Artist interpretation of the yellow fever epidemic in Philadelphia in 1793. As the virus sickened thousands, a U.S. founding father turned to two Methodists for help. Print from Bettmann Archives.
By Heather Hahn
May 12, 2020 | UM News

Artist interpretation of the yellow fever epidemic in Philadelphia in 1793. As the virus sickened thousands, a U.S. founding father turned to two Methodists for help. Print from Bettmann Archives.

The spread of a mysterious deadly disease emptied city streets and filled hospital beds.
Many risking their lives to help were people previously overlooked or even belittled.
Sound familiar?
The year was 1793, and yellow fever was ravaging Philadelphia — then the U.S. capital and the young nation’s largest city.
On a much smaller scale, the epidemic presented similar challenges to the COVID-19 pandemic. And just like now, church leaders found new ways to respond.
Two frontline heroes who stepped up to provide care were African American Methodist leaders — Richard Allen and Absalom Jones.
The two men wrote that “it was our duty to do all the good that we could to our suffering fellow mortals.”
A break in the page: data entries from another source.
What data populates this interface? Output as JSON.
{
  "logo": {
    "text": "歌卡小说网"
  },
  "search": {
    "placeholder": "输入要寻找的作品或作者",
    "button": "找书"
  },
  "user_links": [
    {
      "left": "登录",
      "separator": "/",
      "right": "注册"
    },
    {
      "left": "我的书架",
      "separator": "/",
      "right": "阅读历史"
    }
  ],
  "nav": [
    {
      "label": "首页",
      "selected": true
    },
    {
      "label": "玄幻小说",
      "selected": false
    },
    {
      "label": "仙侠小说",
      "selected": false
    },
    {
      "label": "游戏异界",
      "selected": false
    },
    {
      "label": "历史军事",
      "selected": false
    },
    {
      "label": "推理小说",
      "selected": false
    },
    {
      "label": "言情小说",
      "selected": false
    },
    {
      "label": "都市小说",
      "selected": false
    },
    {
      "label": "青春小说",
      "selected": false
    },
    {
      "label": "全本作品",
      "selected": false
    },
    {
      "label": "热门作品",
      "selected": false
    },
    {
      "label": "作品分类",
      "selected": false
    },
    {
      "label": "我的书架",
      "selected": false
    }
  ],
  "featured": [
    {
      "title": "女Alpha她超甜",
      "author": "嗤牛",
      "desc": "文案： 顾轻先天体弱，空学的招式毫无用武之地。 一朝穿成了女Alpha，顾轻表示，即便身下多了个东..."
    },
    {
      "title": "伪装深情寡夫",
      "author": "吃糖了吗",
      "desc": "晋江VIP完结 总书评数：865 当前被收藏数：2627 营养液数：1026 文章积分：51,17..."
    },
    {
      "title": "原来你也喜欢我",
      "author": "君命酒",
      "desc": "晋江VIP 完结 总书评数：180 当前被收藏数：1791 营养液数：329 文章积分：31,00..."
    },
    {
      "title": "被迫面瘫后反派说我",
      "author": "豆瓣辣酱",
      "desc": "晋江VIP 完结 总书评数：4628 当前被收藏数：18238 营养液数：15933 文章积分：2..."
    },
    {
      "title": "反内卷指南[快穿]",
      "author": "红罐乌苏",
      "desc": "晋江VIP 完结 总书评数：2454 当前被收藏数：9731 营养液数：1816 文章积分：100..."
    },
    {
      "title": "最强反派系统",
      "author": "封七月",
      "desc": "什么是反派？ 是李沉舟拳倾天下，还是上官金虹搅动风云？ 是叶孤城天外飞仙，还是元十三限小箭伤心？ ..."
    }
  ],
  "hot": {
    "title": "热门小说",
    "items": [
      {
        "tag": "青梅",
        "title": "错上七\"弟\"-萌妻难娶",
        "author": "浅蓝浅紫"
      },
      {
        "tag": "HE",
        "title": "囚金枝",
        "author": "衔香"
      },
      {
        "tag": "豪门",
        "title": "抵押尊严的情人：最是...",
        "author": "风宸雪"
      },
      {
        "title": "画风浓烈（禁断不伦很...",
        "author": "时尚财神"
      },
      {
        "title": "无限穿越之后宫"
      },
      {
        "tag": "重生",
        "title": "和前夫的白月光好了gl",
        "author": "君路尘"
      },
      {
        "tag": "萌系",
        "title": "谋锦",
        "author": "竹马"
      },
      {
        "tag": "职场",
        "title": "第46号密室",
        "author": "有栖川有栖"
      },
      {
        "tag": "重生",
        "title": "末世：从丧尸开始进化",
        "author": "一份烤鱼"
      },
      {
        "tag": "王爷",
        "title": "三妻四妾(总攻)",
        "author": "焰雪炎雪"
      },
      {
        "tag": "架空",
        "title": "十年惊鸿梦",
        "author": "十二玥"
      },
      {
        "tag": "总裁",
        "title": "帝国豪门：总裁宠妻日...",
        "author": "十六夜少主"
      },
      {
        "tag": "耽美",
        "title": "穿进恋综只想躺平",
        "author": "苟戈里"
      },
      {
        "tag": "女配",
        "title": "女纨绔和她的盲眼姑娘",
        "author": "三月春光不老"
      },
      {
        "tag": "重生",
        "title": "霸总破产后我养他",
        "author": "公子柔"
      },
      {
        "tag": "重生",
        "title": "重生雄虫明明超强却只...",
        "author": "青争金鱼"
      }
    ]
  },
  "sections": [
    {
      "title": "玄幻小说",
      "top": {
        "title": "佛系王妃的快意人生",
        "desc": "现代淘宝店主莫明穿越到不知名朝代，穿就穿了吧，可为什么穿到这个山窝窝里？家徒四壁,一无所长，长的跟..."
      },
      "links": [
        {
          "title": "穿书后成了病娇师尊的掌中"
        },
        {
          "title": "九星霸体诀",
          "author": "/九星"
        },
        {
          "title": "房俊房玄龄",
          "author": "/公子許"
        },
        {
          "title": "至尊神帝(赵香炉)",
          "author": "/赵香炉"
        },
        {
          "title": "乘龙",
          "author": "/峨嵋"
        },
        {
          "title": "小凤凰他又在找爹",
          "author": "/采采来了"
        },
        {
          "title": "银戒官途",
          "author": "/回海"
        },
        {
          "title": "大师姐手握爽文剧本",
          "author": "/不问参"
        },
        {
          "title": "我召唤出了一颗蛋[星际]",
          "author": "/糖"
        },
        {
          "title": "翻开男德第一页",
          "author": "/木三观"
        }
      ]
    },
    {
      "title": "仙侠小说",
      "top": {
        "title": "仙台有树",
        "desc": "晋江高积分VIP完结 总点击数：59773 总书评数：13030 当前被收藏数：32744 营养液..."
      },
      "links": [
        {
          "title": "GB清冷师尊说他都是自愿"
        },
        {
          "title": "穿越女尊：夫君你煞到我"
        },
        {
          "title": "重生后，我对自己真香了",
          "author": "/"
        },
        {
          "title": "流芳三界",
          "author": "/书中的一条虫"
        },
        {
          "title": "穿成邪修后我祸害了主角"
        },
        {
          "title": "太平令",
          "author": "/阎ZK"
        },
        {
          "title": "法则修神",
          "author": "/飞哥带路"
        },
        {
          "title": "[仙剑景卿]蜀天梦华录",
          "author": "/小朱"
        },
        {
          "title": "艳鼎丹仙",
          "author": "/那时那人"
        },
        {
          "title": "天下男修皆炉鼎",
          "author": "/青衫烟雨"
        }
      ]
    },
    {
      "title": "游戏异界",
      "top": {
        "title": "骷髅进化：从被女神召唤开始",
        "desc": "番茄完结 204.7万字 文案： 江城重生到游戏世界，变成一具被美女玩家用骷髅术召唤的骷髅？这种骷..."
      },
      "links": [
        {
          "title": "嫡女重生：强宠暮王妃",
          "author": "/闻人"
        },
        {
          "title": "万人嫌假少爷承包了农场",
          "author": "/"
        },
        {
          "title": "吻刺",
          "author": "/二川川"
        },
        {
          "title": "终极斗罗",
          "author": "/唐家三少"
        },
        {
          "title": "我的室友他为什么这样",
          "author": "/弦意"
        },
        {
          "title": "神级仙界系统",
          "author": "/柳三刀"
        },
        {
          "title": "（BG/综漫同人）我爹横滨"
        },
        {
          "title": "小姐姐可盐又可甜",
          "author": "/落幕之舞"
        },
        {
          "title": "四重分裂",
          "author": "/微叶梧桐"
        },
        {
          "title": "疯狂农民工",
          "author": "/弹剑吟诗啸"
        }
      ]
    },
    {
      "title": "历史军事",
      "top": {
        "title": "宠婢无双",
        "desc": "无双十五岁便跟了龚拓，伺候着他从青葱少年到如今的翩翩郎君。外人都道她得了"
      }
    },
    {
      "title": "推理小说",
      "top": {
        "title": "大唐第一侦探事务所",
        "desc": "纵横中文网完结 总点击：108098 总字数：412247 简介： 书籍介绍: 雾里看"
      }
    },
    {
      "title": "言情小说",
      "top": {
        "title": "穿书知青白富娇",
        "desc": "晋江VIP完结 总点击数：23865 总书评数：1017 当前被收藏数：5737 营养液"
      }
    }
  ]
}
They were acting “true to their Methodist convictions,” the historian Anna Louise Bates recounts in the April issue of Methodist History. Her essay, “Give Glory to God before He Cause Darkness,” details how Methodists including Allen and Jones responded to Philadelphia’s yellow fever outbreaks in the late 18th century.
Both men ultimately became pioneering leaders of new U.S. denominations. But in 1793, the two were licensed Methodist lay preachers, and their city was in trouble. 
That August, the virus started sickening thousands in the bustling port city. Fear and financial hardship followed.
By the end of September, some 20,000 citizens had fled the city for safety. They included President George Washington, Secretary of State Thomas Jefferson and other U.S. government officials. The federal government basically ground to a halt.
However, most of Philadelphia’s residents remained, particularly those not affluent enough to move.
Dr. Benjamin Rush, a prominent Philadelphia physician and signer of the U.S. Declaration of Independence, declared the city had an epidemic and turned to Allen and Jones for help.